A reasonable hypothesis, though one not yet testable with available federal data, is that repair completion correlates with how close an owner lives to a franchised dealership or a high-volume service center. Owners in rural areas or without easy access to transportation may find it harder to schedule and complete recall work, even when it is free. The DOT dataset, however, lacks county-level or ZIP-code-level breakdowns, and no primary source in the public record supplies the geographic granularity needed to confirm or reject that idea. For now, the uneven repair landscape can be described but not precisely mapped.

Federal enforcement, criminal penalties, and the cost question

The federal government has used both regulatory and criminal tools to address the crisis. The U.S. DOT issued amended orders to accelerate inflator replacements, tightening timelines for automakers to source parts, prioritize the highest-risk vehicles, and complete repairs. Regulators also pressed manufacturers to expand their outreach, adding text messages, social media, and in-person canvassing to traditional mailed notices.

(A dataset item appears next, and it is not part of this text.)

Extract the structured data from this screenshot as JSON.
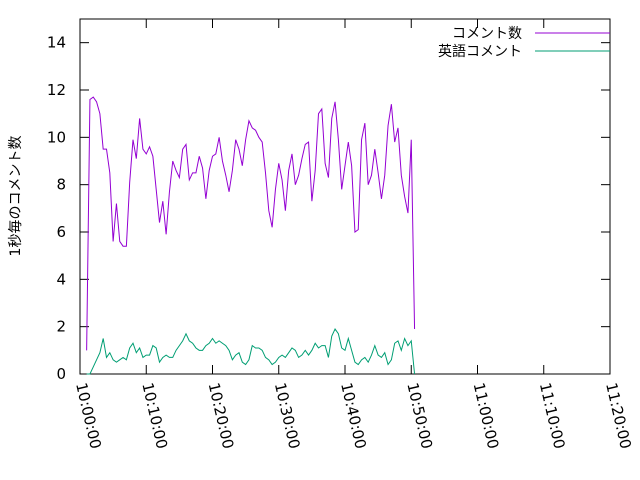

On the criminal side, Takata Corporation pleaded guilty and was sentenced to pay $1 billion in penalties, with restitution funds structured to help cover the costs automakers incurred replacing defective inflators. The criminal case focused on allegations that the company misled regulators and its customers about the safety of its products, even as evidence of ruptures accumulated. The financial settlement was intended both to punish past misconduct and to ensure that manufacturers had resources to carry out the massive recall campaign.

For vehicle owners, the bottom-line fact is simple: recall repairs are free at any authorized dealership. NHTSA has repeated this point in every consumer-facing communication, including its prominent warning for certain Chrysler, Dodge, and Jeep models that remain unrepaired. Owners do not have to pay for parts, labor, or diagnostic checks tied directly to the Takata recall, and dealers are barred from selling new vehicles with open safety recalls.

Still, cost concerns can linger in the background. Some owners worry that a dealer visit will lead to recommendations for unrelated paid work, or that they will lose wages or childcare while their car is in the shop. To counter those barriers, many automakers have offered mobile repair teams, extended service hours, and in some cases towing or loaner vehicles for the highest-risk cars. These measures are voluntary, but they reflect pressure from regulators and the public to remove practical obstacles to getting the work done.

Enforcement continues alongside outreach. NHTSA can fine manufacturers that fail to comply with recall requirements, and it has used public notices to call out low completion rates. Yet the final step-getting each remaining vehicle into a service bay-depends on individual decisions. With millions of inflators still on the road, the Takata crisis has shifted from a question of awareness to one of follow-through: the danger is known, the remedy is available, and the challenge now is convincing every last owner that ignoring the recall is a gamble with potentially lethal stakes.